A bandeira do Brasil desenhada à mão, em cores pálidas, com lápis de cor, anuncia a "Biblioteca: Escola Crescimento Educação Infantil" em Paraisópolis, favela com vocação de bairro, situada em meio aos condomínios ricos do Morumbi em São Paulo.
Os dizeres "Ordem e Progresso" escritos com grafite preto saltam à vista salientando a máxima positivista, adotada como meta da nação. O cartaz com a bandeira fica pendurado na janela da casa de Claudemir Alexandre Cabral, 16, aluno, até há pouco anônimo, da sexta série do ginásio público local.
"A Crítica da Razão Prática" e "A Crítica da Razão Pura" de Emannuel Kant, expostos com destaque, constituem parte da bibliografia básica inicial do acervo que incluía títulos tão variados como um "Guia 4 Rodas da Cidade de São Paulo", gibis e livros didáticos de matemática.
A biblioteca sempre impressionou pela precisão da organização. Situada na sala da frente do barraco (em vias de ser transformado em uma casa de autoconstrução), ela ocupa um canto com escrivaninha, máquina de escrever, clipes, cartões e cadernos, em que Claudemir anota os livros emprestados. Cartazes dirigidos aos membros e assinados por "A Direção" divulgam as normas da casa. Um interfone que não funciona também compõe o cenário.
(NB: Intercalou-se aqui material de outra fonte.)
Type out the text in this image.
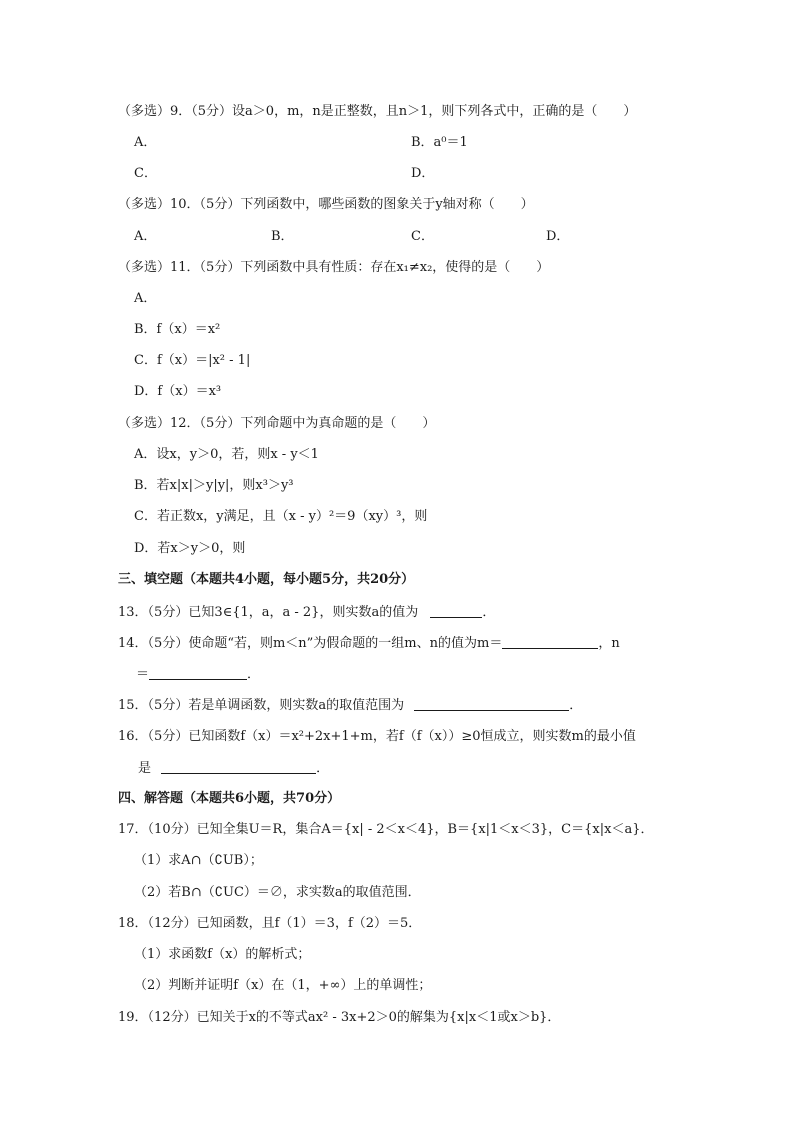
（多选）9．（5分）设a＞0，m，n是正整数，且n＞1，则下列各式中，正确的是（　　）
A．	B．a⁰＝1
C．	D．
（多选）10．（5分）下列函数中，哪些函数的图象关于y轴对称（　　）
A．	B．	C．	D．
（多选）11．（5分）下列函数中具有性质：存在x₁≠x₂，使得的是（　　）
A．
B．f（x）＝x²
C．f（x）＝|x² - 1|
D．f（x）＝x³
（多选）12．（5分）下列命题中为真命题的是（　　）
A．设x，y＞0，若，则x - y＜1
B．若x|x|＞y|y|，则x³＞y³
C．若正数x，y满足，且（x - y）²＝9（xy）³，则
D．若x＞y＞0，则
三、填空题（本题共4小题，每小题5分，共20分）
13．（5分）已知3∈{1，a，a - 2}，则实数a的值为	．
14．（5分）使命题“若，则m＜n”为假命题的一组m、n的值为m＝	，n
＝	．
15．（5分）若是单调函数，则实数a的取值范围为	．
16．（5分）已知函数f（x）＝x²+2x+1+m，若f（f（x））≥0恒成立，则实数m的最小值
是	．
四、解答题（本题共6小题，共70分）
17．（10分）已知全集U＝R，集合A＝{x| - 2＜x＜4}，B＝{x|1＜x＜3}，C＝{x|x＜a}．
（1）求A∩（∁UB）；
（2）若B∩（∁UC）＝∅，求实数a的取值范围．
18．（12分）已知函数，且f（1）＝3，f（2）＝5．
（1）求函数f（x）的解析式；
（2）判断并证明f（x）在（1，+∞）上的单调性；
19．（12分）已知关于x的不等式ax² - 3x+2＞0的解集为{x|x＜1或x＞b}．
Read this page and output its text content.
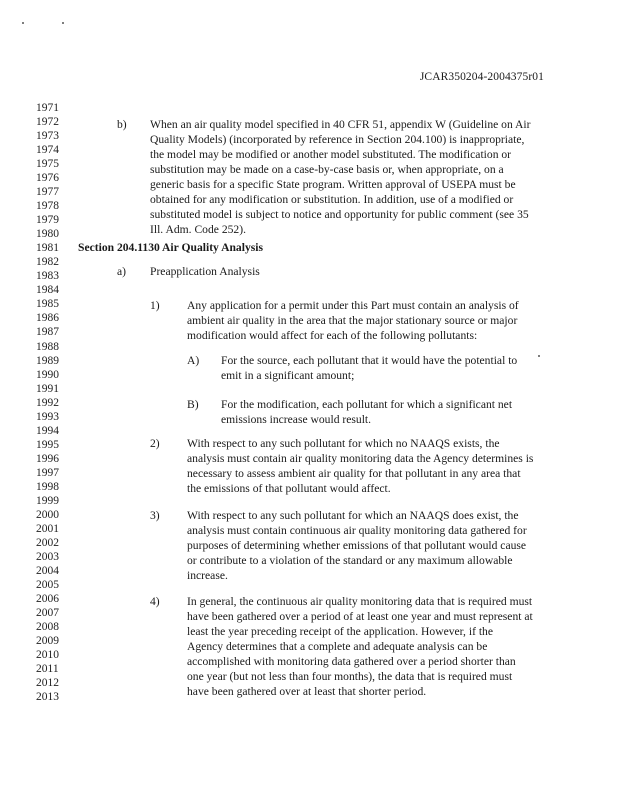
JCAR350204-2004375r01
1971
1972
1973
1974
1975
1976
1977
1978
1979
1980
1981
1982
1983
1984
1985
1986
1987
1988
1989
1990
1991
1992
1993
1994
1995
1996
1997
1998
1999
2000
2001
2002
2003
2004
2005
2006
2007
2008
2009
2010
2011
2012
2013
b) When an air quality model specified in 40 CFR 51, appendix W (Guideline on Air
Quality Models) (incorporated by reference in Section 204.100) is inappropriate,
the model may be modified or another model substituted. The modification or
substitution may be made on a case-by-case basis or, when appropriate, on a
generic basis for a specific State program. Written approval of USEPA must be
obtained for any modification or substitution. In addition, use of a modified or
substituted model is subject to notice and opportunity for public comment (see 35
Ill. Adm. Code 252).
Section 204.1130 Air Quality Analysis
a) Preapplication Analysis
1) Any application for a permit under this Part must contain an analysis of
ambient air quality in the area that the major stationary source or major
modification would affect for each of the following pollutants:
A) For the source, each pollutant that it would have the potential to
emit in a significant amount;
B) For the modification, each pollutant for which a significant net
emissions increase would result.
2) With respect to any such pollutant for which no NAAQS exists, the
analysis must contain air quality monitoring data the Agency determines is
necessary to assess ambient air quality for that pollutant in any area that
the emissions of that pollutant would affect.
3) With respect to any such pollutant for which an NAAQS does exist, the
analysis must contain continuous air quality monitoring data gathered for
purposes of determining whether emissions of that pollutant would cause
or contribute to a violation of the standard or any maximum allowable
increase.
4) In general, the continuous air quality monitoring data that is required must
have been gathered over a period of at least one year and must represent at
least the year preceding receipt of the application. However, if the
Agency determines that a complete and adequate analysis can be
accomplished with monitoring data gathered over a period shorter than
one year (but not less than four months), the data that is required must
have been gathered over at least that shorter period.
O "TJ Brasil", do SBT, entrevistou Claudemir e sua mãe, D. Gessy. O "Rede Cidade", da Manchete, fez uma reportagem e promete voltar. A Bandeirantes esteve em Paraisópolis gravando uma entrevista que deve ir ao ar no novo jornal de Paulo Henrique Amorim. A Globo também já contatou o rapaz.
A visibilidade adquirida pelo empreendimento atraiu novos sócios e incrementou o movimento, até então muito restrito. A repercussão da cobertura da TV se faz sentir em doações e mais doações de novos livros. Não há espaço, nem tempo, para a catalogação das novas aquisições. A biblioteca progride, mas a ordem está ameaçada.
Contribuições surgem de todos os lados. Mas até agora ninguém se preocupou em colaborar com a formação do bibliotecário, imerso no ecletismo alucinado da cultura contemporânea na periferia da periferia.
Claudemir é o caçula de uma família especial. Leu "Feliz Ano Velho", de Marcelo Rubens Paiva, colaborador da Folha. Sua mãe é Testemunha de Jeová e criou 5 filhos sozinha trabalhando como empregada doméstica. Claudivan, seu irmão mais velho, faz vídeos de casamentos e batizados, além de treinar o time de futebol feminino de Paraisópolis, onde joga uma de suas irmãs.
A badalação televisiva será efêmera se não surgir ninguém interessado em potencializar o repertório do bibliotecário.